We found both the NETGEAR EX8000 and its smaller cousin the NETGEAR EX6150 to be the strongest models for this metric, mainly because the NETGEAR Nighthawk app helps make the process of integrating with an existing router as painless as possible. Scoring just behind the NETGEAR models are the TP-Link models. We love that they include a QR code on the box that links you straight to the app download, and we found the setup process to go quite smoothly as well.
For aesthetics, we used our expert panel of judges to subjectively score each device's look and feel. We agreed that the more sleek looking extenders with the least amount of antennas looked the best.
The TP-Link AC750 RE220 was our favorite model for this metric as it looks more like a nightlight or an air freshener than something that is emitting a WiFi signal. Also scoring well for this metric is the TP-Link RE300 that looks a little more like an extender, but lacks antennas.
Next, we liked the NETGEAR EX8000 for its sleek black finish and tower design, although you will have to find somewhere to put it as it is quite large.
Our other favorites for their looks are the NETGEAR EX6150 and the TP-Link N300. These each only have two antennas, unlike other models that have three or four.
Speed & Range
Speed and the range are dependent on the strength and number of bands that the extender provides. Single bands broadcast at 2.4 GHz, dual bands emit 2.4 GHz and 5 GHz, and the newest triple-band models have two 5 GHz bands and a 2.4 GHz band. The higher the bandwidth and the more bands available, the more range and speed the extender will produce.

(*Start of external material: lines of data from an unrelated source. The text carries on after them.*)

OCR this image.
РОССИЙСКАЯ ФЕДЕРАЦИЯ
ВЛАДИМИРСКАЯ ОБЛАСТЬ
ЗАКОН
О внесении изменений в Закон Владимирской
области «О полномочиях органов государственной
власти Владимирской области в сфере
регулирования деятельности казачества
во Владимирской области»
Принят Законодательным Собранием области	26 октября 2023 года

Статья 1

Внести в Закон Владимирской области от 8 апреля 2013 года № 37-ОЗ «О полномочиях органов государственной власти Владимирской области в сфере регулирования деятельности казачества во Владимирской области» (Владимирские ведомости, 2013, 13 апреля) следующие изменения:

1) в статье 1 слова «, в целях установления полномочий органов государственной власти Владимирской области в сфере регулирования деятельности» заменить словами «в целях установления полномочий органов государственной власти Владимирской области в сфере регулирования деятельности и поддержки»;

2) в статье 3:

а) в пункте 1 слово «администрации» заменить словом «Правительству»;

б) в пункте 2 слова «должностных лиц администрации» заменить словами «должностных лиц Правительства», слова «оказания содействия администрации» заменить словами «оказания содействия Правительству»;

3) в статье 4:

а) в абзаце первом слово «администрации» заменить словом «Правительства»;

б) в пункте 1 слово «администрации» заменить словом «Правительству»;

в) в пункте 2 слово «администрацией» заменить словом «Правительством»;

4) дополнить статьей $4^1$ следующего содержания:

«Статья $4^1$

To test speed, we set each extender up precisely halfway between our router and the devices — a distance of 25 feet. Using one of the many free internet speed test websites, we ran tests on both a smartphone and a laptop and recorded the results. To test range, we began by connecting a smartphone to the extender then walked 100 feet away to ensure the signal was lost entirely. We then pushed play on a YouTube video and slowly walked closer to the extender until playback began, which confirmed a stable connection. From this point, we measured the distance back to the extender with a measuring wheel.
By far and away, the fastest extender with the most extensive range is the NETGEAR EX8000. We were able to play a YouTube test clip on our phones at a distance of 49 feet from the EX8000. For this model, we measured an Mbps rate of 59 with a cell phone and 65 with a laptop.
This model has three bandwidths, and with the mesh technology, your device will always automatically connect to the one that will provide you with the best signal as you move around the covered range.
The dual-band model that did the best or this metric was the NETGEAR EX6150. During the YouTube assessment, we were able to connect at a distance of 37 feet. When we ran the speed test, the EX6150 showed 47 Mbps on the laptop, and 21 Mbps on the smartphone.
Finally, the top finishing single band model for this metric was the TP-Link N300. This device showed 21 Mbps on a laptop and 6Mbps on a smartphone during the speed analysis. For range, we established a connection at a distance of 22 feet from the extender.
Purchasing a product such as a WiFi extender can often be a confusing and challenging process. It's important to make sure you get a product that is strong and user-friendly enough to suit your needs, but you also don't want to spend too much on a device that is more powerful than what you require. Here at GearLab, our goal is to provide you with the best information possible so that you can purchase the products that are perfect for you.